Group buying in China has exploded with over a thousand sites trying to get their piece of the pie. Low barriers to entry mean that many start but don’t intend to stay in it for the long term, but instead aim to get acquired by a bigger player like Lashou or Meituan. This strategy was highly suspected with the Groupon.cn acquisition by Groupon.com not too long ago.
It is reasonable to have localized group buying deal sites but it is not rational to have hundreds in the same city unless they are vertical like Jumei.com for women’s products. Death and consolidation will eventually happen to many of them.
Also with so many group buying sites, in the long term it may hurt merchants. If the coffee shop next to you is offering a deal, you may feel pressured to have a bigger and better deal. This cycle of “1-upping” could lead to an ongoing price war and squeezed profit margins, which may eventually put them out of business. Group buying may also cultivate behaviour of only buying from a merchant if there is a deal on; therefore weakening customer loyalty based on true value.
With the proliferation of group buying sites, the next evolution of course is group-buying aggregators such as tuan800.com and 1000tuan.com. Many of them make money from affiliate sales based on CPC (cost per click) or CPA (cost per acquisition). Dataotuan.com, a daily deal aggregator and analytics platform has just recently some interesting findings from their research.
Here’s a summary:
- In terms of the total revenue, the top 10 deal sites account for nearly 70% of the marketing share
- Lashou controls the biggest market share at 14.4% in terms of revenue
- QQ has the most deals, which shows its aggressiveness in merchant acquisition.
- Sina is no.1 in total number sold and average number sold per deal, but its total revenue and the number of deals is much less than the other big deal sites.

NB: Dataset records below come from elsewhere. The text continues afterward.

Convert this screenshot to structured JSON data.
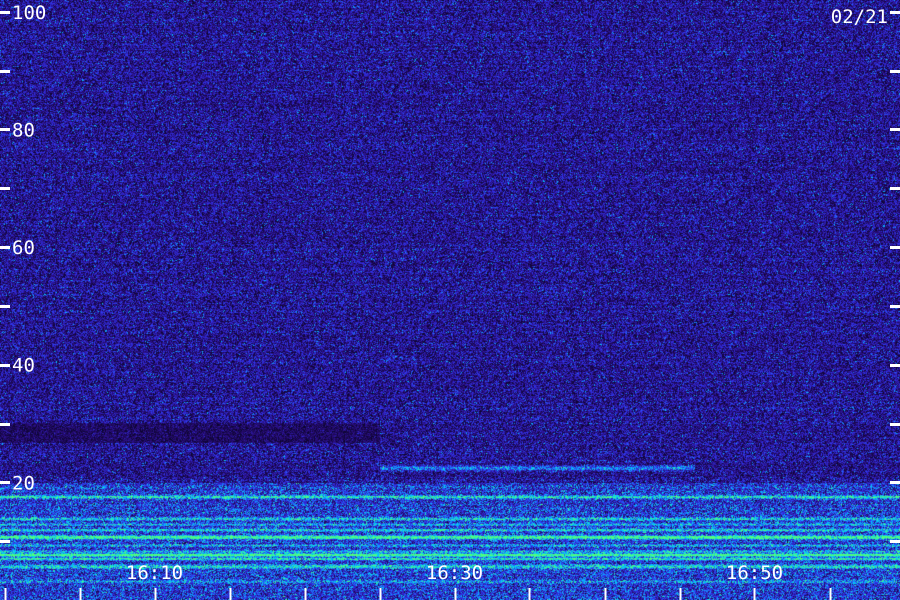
{
  "date_label": "02/21",
  "chart_data": {
    "type": "heatmap",
    "title": "",
    "xlabel": "",
    "ylabel": "",
    "x_tick_labels": [
      "16:10",
      "16:30",
      "16:50"
    ],
    "x_tick_minutes": [
      10,
      30,
      50
    ],
    "x_range_minutes": [
      -0.3,
      59.7
    ],
    "x_minor_every_minutes": 5,
    "y_tick_labels": [
      "20",
      "40",
      "60",
      "80",
      "100"
    ],
    "y_ticks": [
      20,
      40,
      60,
      80,
      100
    ],
    "y_minor_every": 10,
    "ylim": [
      0,
      102
    ],
    "grid": false,
    "colormap": [
      "#000000",
      "#2a0a7a",
      "#2a2aff",
      "#00c8ff",
      "#40ff80"
    ],
    "features": [
      {
        "kind": "band",
        "y": 22.5,
        "x_start": 25,
        "x_end": 46,
        "intensity": 0.55
      },
      {
        "kind": "noise-floor",
        "y_max": 20,
        "intensity": 0.45
      }
    ]
  }
}
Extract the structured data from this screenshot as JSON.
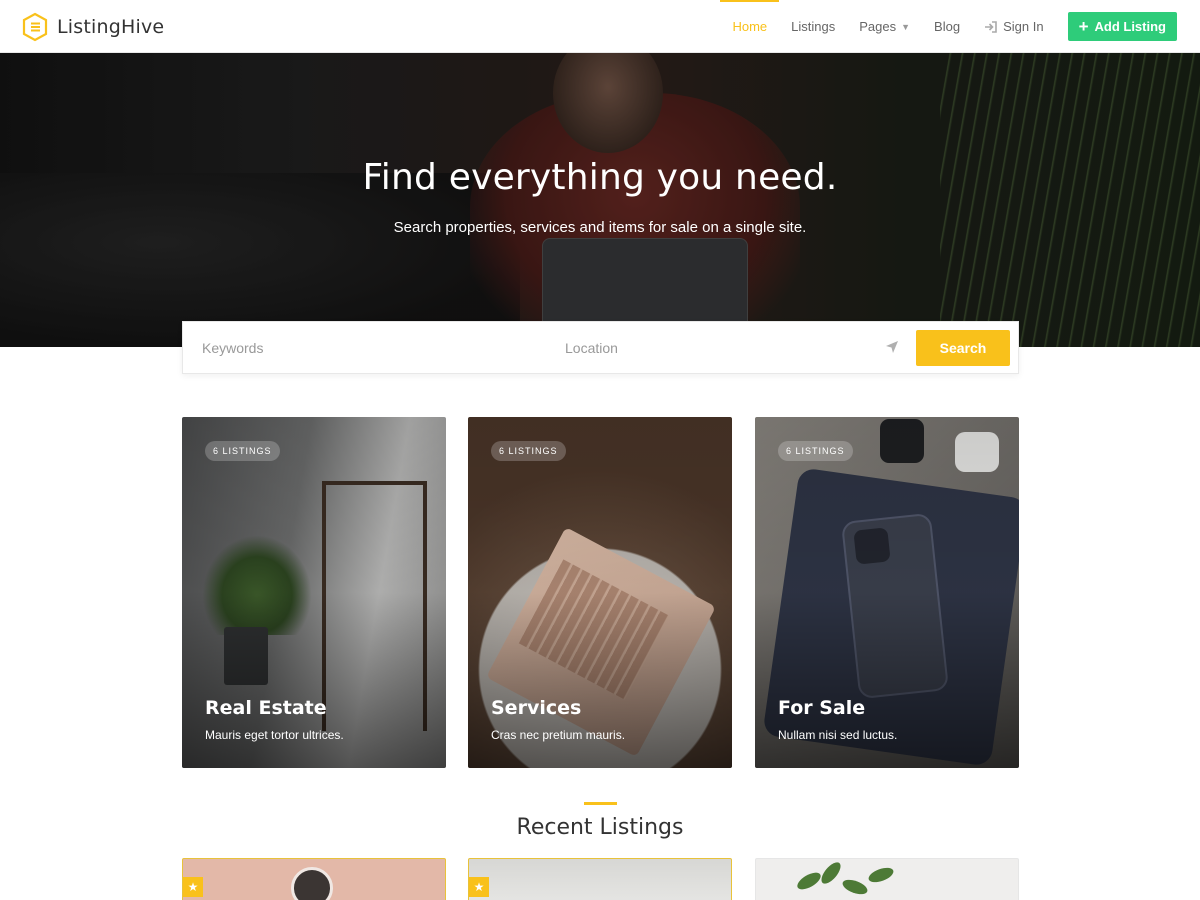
{
  "brand": {
    "name": "ListingHive",
    "accent": "#f9c11b",
    "success": "#2ecc7a"
  },
  "nav": {
    "items": [
      {
        "label": "Home",
        "active": true
      },
      {
        "label": "Listings"
      },
      {
        "label": "Pages",
        "dropdown": true
      },
      {
        "label": "Blog"
      },
      {
        "label": "Sign In",
        "icon": "sign-in-icon"
      }
    ],
    "add_listing": "Add Listing"
  },
  "hero": {
    "title": "Find everything you need.",
    "subtitle": "Search properties, services and items for sale on a single site."
  },
  "search": {
    "keywords_placeholder": "Keywords",
    "location_placeholder": "Location",
    "button": "Search",
    "location_icon": "location-arrow-icon"
  },
  "categories": [
    {
      "count": "6 LISTINGS",
      "title": "Real Estate",
      "desc": "Mauris eget tortor ultrices."
    },
    {
      "count": "6 LISTINGS",
      "title": "Services",
      "desc": "Cras nec pretium mauris."
    },
    {
      "count": "6 LISTINGS",
      "title": "For Sale",
      "desc": "Nullam nisi sed luctus."
    }
  ],
  "recent": {
    "title": "Recent Listings"
  }
}
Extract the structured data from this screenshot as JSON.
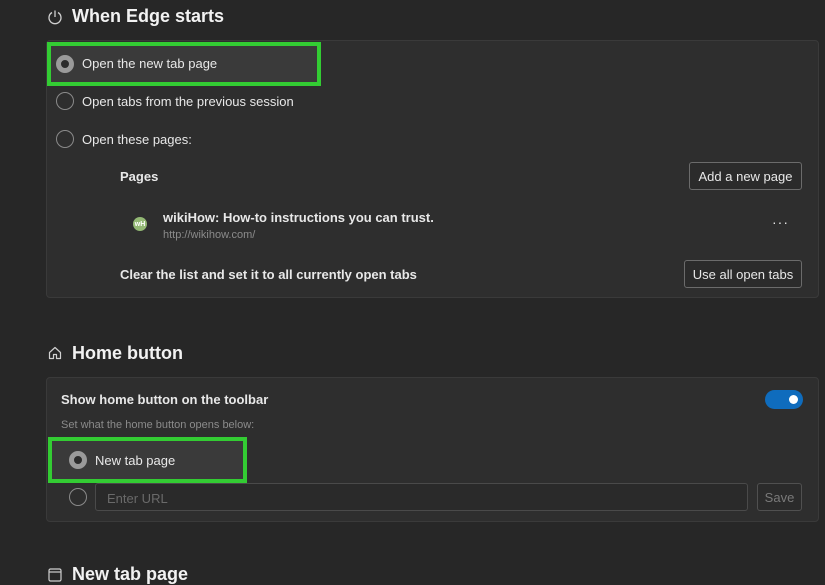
{
  "startup": {
    "title": "When Edge starts",
    "options": [
      {
        "label": "Open the new tab page",
        "selected": true
      },
      {
        "label": "Open tabs from the previous session",
        "selected": false
      },
      {
        "label": "Open these pages:",
        "selected": false
      }
    ],
    "pages_heading": "Pages",
    "add_page_label": "Add a new page",
    "page_entry": {
      "favicon_text": "wH",
      "title": "wikiHow: How-to instructions you can trust.",
      "url": "http://wikihow.com/",
      "more_label": "···"
    },
    "clear_text": "Clear the list and set it to all currently open tabs",
    "use_open_tabs_label": "Use all open tabs"
  },
  "home": {
    "title": "Home button",
    "show_label": "Show home button on the toolbar",
    "toggle_on": true,
    "hint": "Set what the home button opens below:",
    "option_new_tab": "New tab page",
    "url_placeholder": "Enter URL",
    "save_label": "Save"
  },
  "newtab": {
    "title": "New tab page"
  },
  "colors": {
    "background": "#272727",
    "card": "#2e2e2e",
    "highlight": "#33cc33",
    "toggle": "#0f6cbd"
  }
}
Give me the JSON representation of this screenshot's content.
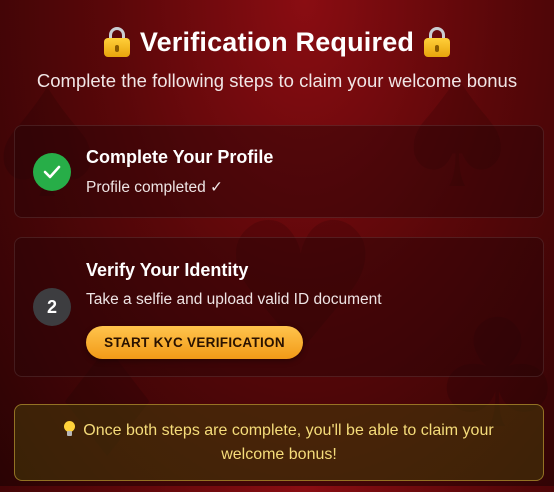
{
  "header": {
    "title": "Verification Required",
    "subtitle": "Complete the following steps to claim your welcome bonus"
  },
  "steps": [
    {
      "status": "completed",
      "title": "Complete Your Profile",
      "description": "Profile completed ✓",
      "badge_icon": "checkmark-icon"
    },
    {
      "status": "pending",
      "number": "2",
      "title": "Verify Your Identity",
      "description": "Take a selfie and upload valid ID document",
      "button_label": "START KYC VERIFICATION"
    }
  ],
  "notice": {
    "icon": "lightbulb-icon",
    "text": "Once both steps are complete, you'll be able to claim your welcome bonus!"
  },
  "colors": {
    "accent": "#f7a623",
    "success": "#27ae48",
    "background": "#5a0709",
    "notice_text": "#f5dc7a"
  }
}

- A top deal is based on quality not just discount size, has flexible usage terms, offered by trustworthy merchants and can be redeemed at many locations
- Gaopeng, or the Chinese arm of Groupon.com rounds out the top 10. Let’s see where they move after founder Andrew Mason’s emergency visit to Beijing.
Full Report here.
It is still too early to tell what will happen to the group-buying model and if it will last, but I foresee many of the sites dying and a new model emerging based on customer loyalty and a great deal. That wave is already building up in the Silicon Valley and will definitely wash up over China soon.